Le Prescrit et le Réalisé : Un Dispositif de Mesure pour un Codex Chromatique

PUB-PAP0004

Arnaud Quercy

Le Prescrit et le Réalisé : Un Dispositif de Mesure pour un Codex Chromatique

Notice bibliographique

TitreLe Prescrit et le Réalisé : Un Dispositif de Mesure pour un Codex Chromatique
AuteurArnaud Quercy
SérieThéorie
ISSN(en attente)
FasciculePAP-THE000003
Code assetPUB-PAP0004
DOI(en attente)
Éditeur (DBA)Art Quam Anima Publishing New York
Entité légaleAQA Publishing LLC — Albany, NY
Pays d'éditionÉtats-Unis
Date de publicationJuillet 2026
Dernière mise à jour2026-07-23
LangueFrançais
FormatPDF · 6 p.
LicenceCC BY 4.0
URI persistantehttps://publishing.artquamanima.com/fr/papers/2026/03/le-prescrit-et-le-realise-un-dispositif-de-mesure-pour-un-codex-chromatique-29z0.pdf

Résumé

Cet article spécifie un dispositif de mesure et énonce son état actuel.

Un peintre qui ne peut pas vérifier la couleur de manière perceptuelle a construit une règle déterministe assignant une structure chromatique à chacune des vingt-quatre tonalités, et l'a exécutée sur 379 peintures cataloguées. Une couche informatique indépendante enregistre, pour chaque œuvre, les couleurs effectivement présentes sur la surface : dix clusters k-means avec des valeurs hexadécimales, le chroma, des poids proportionnels et des assignations de famille, accompagnés de métriques de texture, de luminosité et spatiales, selon une norme méthodologique versionnée et liée par somme de contrôle. La moitié mesurée de l'instrument est opérationnelle.
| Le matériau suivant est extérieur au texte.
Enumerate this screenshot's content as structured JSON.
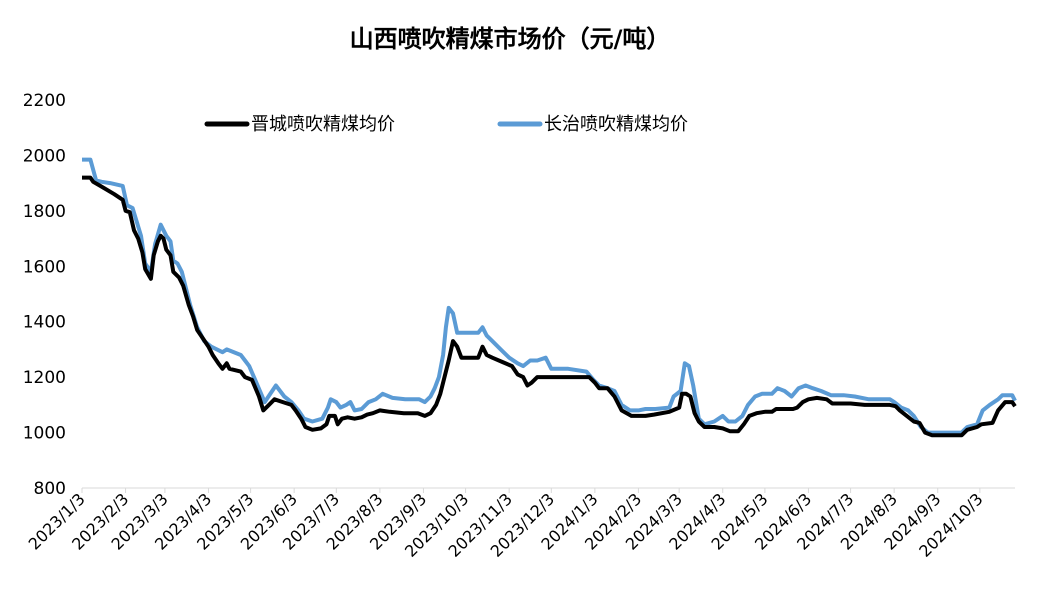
{
  "chart_data": {
    "type": "line",
    "title": "山西喷吹精煤市场价（元/吨）",
    "xlabel": "",
    "ylabel": "",
    "ylim": [
      800,
      2200
    ],
    "yticks": [
      "800",
      "1000",
      "1200",
      "1400",
      "1600",
      "1800",
      "2000",
      "2200"
    ],
    "x_ticks": [
      "2023/1/3",
      "2023/2/3",
      "2023/3/3",
      "2023/4/3",
      "2023/5/3",
      "2023/6/3",
      "2023/7/3",
      "2023/8/3",
      "2023/9/3",
      "2023/10/3",
      "2023/11/3",
      "2023/12/3",
      "2024/1/3",
      "2024/2/3",
      "2024/3/3",
      "2024/4/3",
      "2024/5/3",
      "2024/6/3",
      "2024/7/3",
      "2024/8/3",
      "2024/9/3",
      "2024/10/3"
    ],
    "x_range": [
      "2023-01-03",
      "2024-10-28"
    ],
    "grid": false,
    "legend_position": "top",
    "series": [
      {
        "name": "晋城喷吹精煤均价",
        "color": "#000000",
        "points": [
          [
            "2023-01-03",
            1920
          ],
          [
            "2023-01-09",
            1920
          ],
          [
            "2023-01-11",
            1905
          ],
          [
            "2023-01-16",
            1890
          ],
          [
            "2023-01-26",
            1860
          ],
          [
            "2023-02-01",
            1840
          ],
          [
            "2023-02-03",
            1800
          ],
          [
            "2023-02-06",
            1795
          ],
          [
            "2023-02-09",
            1730
          ],
          [
            "2023-02-12",
            1700
          ],
          [
            "2023-02-15",
            1650
          ],
          [
            "2023-02-17",
            1590
          ],
          [
            "2023-02-21",
            1555
          ],
          [
            "2023-02-23",
            1640
          ],
          [
            "2023-02-26",
            1690
          ],
          [
            "2023-02-28",
            1710
          ],
          [
            "2023-03-02",
            1700
          ],
          [
            "2023-03-04",
            1660
          ],
          [
            "2023-03-07",
            1640
          ],
          [
            "2023-03-09",
            1580
          ],
          [
            "2023-03-13",
            1560
          ],
          [
            "2023-03-16",
            1530
          ],
          [
            "2023-03-20",
            1460
          ],
          [
            "2023-03-23",
            1420
          ],
          [
            "2023-03-26",
            1370
          ],
          [
            "2023-03-30",
            1340
          ],
          [
            "2023-04-03",
            1310
          ],
          [
            "2023-04-06",
            1280
          ],
          [
            "2023-04-10",
            1250
          ],
          [
            "2023-04-13",
            1230
          ],
          [
            "2023-04-16",
            1250
          ],
          [
            "2023-04-18",
            1230
          ],
          [
            "2023-04-26",
            1220
          ],
          [
            "2023-04-29",
            1200
          ],
          [
            "2023-05-04",
            1190
          ],
          [
            "2023-05-09",
            1130
          ],
          [
            "2023-05-12",
            1080
          ],
          [
            "2023-05-16",
            1100
          ],
          [
            "2023-05-20",
            1120
          ],
          [
            "2023-05-26",
            1110
          ],
          [
            "2023-06-01",
            1100
          ],
          [
            "2023-06-04",
            1080
          ],
          [
            "2023-06-08",
            1050
          ],
          [
            "2023-06-11",
            1020
          ],
          [
            "2023-06-16",
            1010
          ],
          [
            "2023-06-22",
            1015
          ],
          [
            "2023-06-26",
            1030
          ],
          [
            "2023-06-28",
            1060
          ],
          [
            "2023-07-02",
            1060
          ],
          [
            "2023-07-04",
            1030
          ],
          [
            "2023-07-07",
            1050
          ],
          [
            "2023-07-11",
            1055
          ],
          [
            "2023-07-16",
            1050
          ],
          [
            "2023-07-21",
            1055
          ],
          [
            "2023-07-25",
            1065
          ],
          [
            "2023-07-29",
            1070
          ],
          [
            "2023-08-03",
            1080
          ],
          [
            "2023-08-10",
            1075
          ],
          [
            "2023-08-20",
            1070
          ],
          [
            "2023-08-30",
            1070
          ],
          [
            "2023-09-04",
            1060
          ],
          [
            "2023-09-08",
            1070
          ],
          [
            "2023-09-12",
            1100
          ],
          [
            "2023-09-15",
            1140
          ],
          [
            "2023-09-18",
            1200
          ],
          [
            "2023-09-21",
            1260
          ],
          [
            "2023-09-24",
            1330
          ],
          [
            "2023-09-27",
            1310
          ],
          [
            "2023-09-30",
            1270
          ],
          [
            "2023-10-05",
            1270
          ],
          [
            "2023-10-12",
            1270
          ],
          [
            "2023-10-15",
            1310
          ],
          [
            "2023-10-18",
            1280
          ],
          [
            "2023-10-22",
            1270
          ],
          [
            "2023-10-29",
            1255
          ],
          [
            "2023-11-05",
            1240
          ],
          [
            "2023-11-09",
            1210
          ],
          [
            "2023-11-13",
            1200
          ],
          [
            "2023-11-16",
            1170
          ],
          [
            "2023-11-19",
            1180
          ],
          [
            "2023-11-23",
            1200
          ],
          [
            "2023-12-01",
            1200
          ],
          [
            "2023-12-15",
            1200
          ],
          [
            "2023-12-30",
            1200
          ],
          [
            "2024-01-03",
            1180
          ],
          [
            "2024-01-06",
            1160
          ],
          [
            "2024-01-12",
            1160
          ],
          [
            "2024-01-17",
            1130
          ],
          [
            "2024-01-22",
            1080
          ],
          [
            "2024-01-29",
            1060
          ],
          [
            "2024-02-03",
            1060
          ],
          [
            "2024-02-08",
            1060
          ],
          [
            "2024-02-14",
            1065
          ],
          [
            "2024-02-25",
            1075
          ],
          [
            "2024-03-03",
            1090
          ],
          [
            "2024-03-05",
            1140
          ],
          [
            "2024-03-08",
            1140
          ],
          [
            "2024-03-11",
            1130
          ],
          [
            "2024-03-14",
            1070
          ],
          [
            "2024-03-17",
            1040
          ],
          [
            "2024-03-21",
            1020
          ],
          [
            "2024-03-28",
            1020
          ],
          [
            "2024-04-03",
            1015
          ],
          [
            "2024-04-08",
            1005
          ],
          [
            "2024-04-14",
            1005
          ],
          [
            "2024-04-18",
            1030
          ],
          [
            "2024-04-22",
            1060
          ],
          [
            "2024-04-27",
            1070
          ],
          [
            "2024-05-03",
            1075
          ],
          [
            "2024-05-08",
            1075
          ],
          [
            "2024-05-11",
            1085
          ],
          [
            "2024-05-17",
            1085
          ],
          [
            "2024-05-23",
            1085
          ],
          [
            "2024-05-26",
            1090
          ],
          [
            "2024-05-30",
            1110
          ],
          [
            "2024-06-03",
            1120
          ],
          [
            "2024-06-09",
            1125
          ],
          [
            "2024-06-16",
            1120
          ],
          [
            "2024-06-20",
            1105
          ],
          [
            "2024-06-27",
            1105
          ],
          [
            "2024-07-03",
            1105
          ],
          [
            "2024-07-13",
            1100
          ],
          [
            "2024-07-23",
            1100
          ],
          [
            "2024-07-31",
            1100
          ],
          [
            "2024-08-04",
            1095
          ],
          [
            "2024-08-07",
            1080
          ],
          [
            "2024-08-12",
            1060
          ],
          [
            "2024-08-17",
            1040
          ],
          [
            "2024-08-21",
            1035
          ],
          [
            "2024-08-25",
            1000
          ],
          [
            "2024-08-30",
            990
          ],
          [
            "2024-09-10",
            990
          ],
          [
            "2024-09-20",
            990
          ],
          [
            "2024-09-24",
            1010
          ],
          [
            "2024-10-01",
            1020
          ],
          [
            "2024-10-04",
            1030
          ],
          [
            "2024-10-12",
            1035
          ],
          [
            "2024-10-16",
            1080
          ],
          [
            "2024-10-21",
            1110
          ],
          [
            "2024-10-26",
            1110
          ],
          [
            "2024-10-28",
            1095
          ]
        ]
      },
      {
        "name": "长治喷吹精煤均价",
        "color": "#5B9BD5",
        "points": [
          [
            "2023-01-03",
            1985
          ],
          [
            "2023-01-09",
            1985
          ],
          [
            "2023-01-13",
            1910
          ],
          [
            "2023-01-17",
            1905
          ],
          [
            "2023-01-23",
            1900
          ],
          [
            "2023-02-01",
            1890
          ],
          [
            "2023-02-04",
            1820
          ],
          [
            "2023-02-08",
            1810
          ],
          [
            "2023-02-11",
            1760
          ],
          [
            "2023-02-14",
            1710
          ],
          [
            "2023-02-17",
            1610
          ],
          [
            "2023-02-21",
            1580
          ],
          [
            "2023-02-24",
            1680
          ],
          [
            "2023-02-26",
            1715
          ],
          [
            "2023-02-28",
            1750
          ],
          [
            "2023-03-04",
            1710
          ],
          [
            "2023-03-07",
            1690
          ],
          [
            "2023-03-09",
            1620
          ],
          [
            "2023-03-12",
            1610
          ],
          [
            "2023-03-15",
            1580
          ],
          [
            "2023-03-18",
            1520
          ],
          [
            "2023-03-21",
            1460
          ],
          [
            "2023-03-26",
            1380
          ],
          [
            "2023-03-31",
            1330
          ],
          [
            "2023-04-05",
            1310
          ],
          [
            "2023-04-09",
            1300
          ],
          [
            "2023-04-13",
            1290
          ],
          [
            "2023-04-16",
            1300
          ],
          [
            "2023-04-26",
            1280
          ],
          [
            "2023-04-29",
            1260
          ],
          [
            "2023-05-02",
            1240
          ],
          [
            "2023-05-08",
            1170
          ],
          [
            "2023-05-13",
            1110
          ],
          [
            "2023-05-17",
            1140
          ],
          [
            "2023-05-21",
            1170
          ],
          [
            "2023-05-27",
            1130
          ],
          [
            "2023-06-01",
            1110
          ],
          [
            "2023-06-06",
            1080
          ],
          [
            "2023-06-10",
            1050
          ],
          [
            "2023-06-16",
            1040
          ],
          [
            "2023-06-23",
            1050
          ],
          [
            "2023-06-27",
            1090
          ],
          [
            "2023-06-29",
            1120
          ],
          [
            "2023-07-03",
            1110
          ],
          [
            "2023-07-06",
            1090
          ],
          [
            "2023-07-10",
            1100
          ],
          [
            "2023-07-13",
            1110
          ],
          [
            "2023-07-16",
            1080
          ],
          [
            "2023-07-21",
            1085
          ],
          [
            "2023-07-26",
            1110
          ],
          [
            "2023-07-31",
            1120
          ],
          [
            "2023-08-05",
            1140
          ],
          [
            "2023-08-12",
            1125
          ],
          [
            "2023-08-21",
            1120
          ],
          [
            "2023-08-31",
            1120
          ],
          [
            "2023-09-04",
            1110
          ],
          [
            "2023-09-08",
            1130
          ],
          [
            "2023-09-11",
            1160
          ],
          [
            "2023-09-14",
            1200
          ],
          [
            "2023-09-17",
            1280
          ],
          [
            "2023-09-19",
            1380
          ],
          [
            "2023-09-21",
            1450
          ],
          [
            "2023-09-24",
            1430
          ],
          [
            "2023-09-27",
            1360
          ],
          [
            "2023-10-03",
            1360
          ],
          [
            "2023-10-12",
            1360
          ],
          [
            "2023-10-15",
            1380
          ],
          [
            "2023-10-18",
            1350
          ],
          [
            "2023-10-22",
            1330
          ],
          [
            "2023-10-28",
            1300
          ],
          [
            "2023-11-03",
            1270
          ],
          [
            "2023-11-09",
            1250
          ],
          [
            "2023-11-13",
            1240
          ],
          [
            "2023-11-18",
            1260
          ],
          [
            "2023-11-23",
            1260
          ],
          [
            "2023-11-29",
            1270
          ],
          [
            "2023-12-03",
            1230
          ],
          [
            "2023-12-15",
            1230
          ],
          [
            "2023-12-28",
            1220
          ],
          [
            "2024-01-02",
            1190
          ],
          [
            "2024-01-06",
            1170
          ],
          [
            "2024-01-12",
            1160
          ],
          [
            "2024-01-17",
            1150
          ],
          [
            "2024-01-22",
            1100
          ],
          [
            "2024-01-28",
            1080
          ],
          [
            "2024-02-03",
            1080
          ],
          [
            "2024-02-08",
            1085
          ],
          [
            "2024-02-15",
            1085
          ],
          [
            "2024-02-25",
            1090
          ],
          [
            "2024-02-28",
            1130
          ],
          [
            "2024-03-04",
            1150
          ],
          [
            "2024-03-07",
            1250
          ],
          [
            "2024-03-10",
            1240
          ],
          [
            "2024-03-13",
            1170
          ],
          [
            "2024-03-17",
            1050
          ],
          [
            "2024-03-21",
            1030
          ],
          [
            "2024-03-28",
            1040
          ],
          [
            "2024-04-03",
            1060
          ],
          [
            "2024-04-07",
            1040
          ],
          [
            "2024-04-12",
            1040
          ],
          [
            "2024-04-17",
            1060
          ],
          [
            "2024-04-21",
            1100
          ],
          [
            "2024-04-26",
            1130
          ],
          [
            "2024-05-01",
            1140
          ],
          [
            "2024-05-08",
            1140
          ],
          [
            "2024-05-12",
            1160
          ],
          [
            "2024-05-17",
            1150
          ],
          [
            "2024-05-22",
            1130
          ],
          [
            "2024-05-27",
            1160
          ],
          [
            "2024-06-01",
            1170
          ],
          [
            "2024-06-06",
            1160
          ],
          [
            "2024-06-12",
            1150
          ],
          [
            "2024-06-19",
            1135
          ],
          [
            "2024-06-28",
            1135
          ],
          [
            "2024-07-06",
            1130
          ],
          [
            "2024-07-16",
            1120
          ],
          [
            "2024-07-26",
            1120
          ],
          [
            "2024-07-31",
            1120
          ],
          [
            "2024-08-03",
            1110
          ],
          [
            "2024-08-08",
            1090
          ],
          [
            "2024-08-13",
            1080
          ],
          [
            "2024-08-17",
            1060
          ],
          [
            "2024-08-22",
            1020
          ],
          [
            "2024-08-27",
            1000
          ],
          [
            "2024-09-10",
            1000
          ],
          [
            "2024-09-20",
            1000
          ],
          [
            "2024-09-24",
            1020
          ],
          [
            "2024-10-01",
            1030
          ],
          [
            "2024-10-05",
            1080
          ],
          [
            "2024-10-10",
            1100
          ],
          [
            "2024-10-16",
            1120
          ],
          [
            "2024-10-19",
            1135
          ],
          [
            "2024-10-26",
            1135
          ],
          [
            "2024-10-28",
            1115
          ]
        ]
      }
    ]
  }
}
La moitié prescrite ne l'est pas : le codex n'a jamais été extrait sous forme de résultat numérique, et il n'existe donc, à l'heure actuelle, aucune référence contre laquelle la mesure peut être lue.

Deux contaminations internes au système de documentation sont identifiées et exclues. La première est une couche éditoriale qui part de la prescription, observe la variance entre la prescription et la surface, et résout cette variance en un texte plausible — consommant ainsi la quantité exacte que l'instrument existe pour enregistrer. La seconde est un ensemble de mots-clés théoriques écrits dans la couche de mesure elle-même. Ni l'une ni l'autre ne peut entrer dans le protocole.

L'écart entre la prescription et la surface est reconnu comme étant un composite : il passe par le codex, le nom imprimé sur un tube de peinture, le pigment, le mélange, la surface en train de sécher, l'œil du créateur et le capteur, et ces maillons ne sont pas isolables séparément. Le dispositif mesure le résultat de cette chaîne et ne prétend pas l'avoir ouverte.

Ce que la configuration permet, et que rien d'autre à la connaissance de l'auteur ne permet, est une question : si la divergence entre les palettes prescrites et réalisées est du bruit, une dérive, ou un opérateur stable appartenant à une seule main. L'article n'y répond pas. Il spécifie l'instrument qui le fera.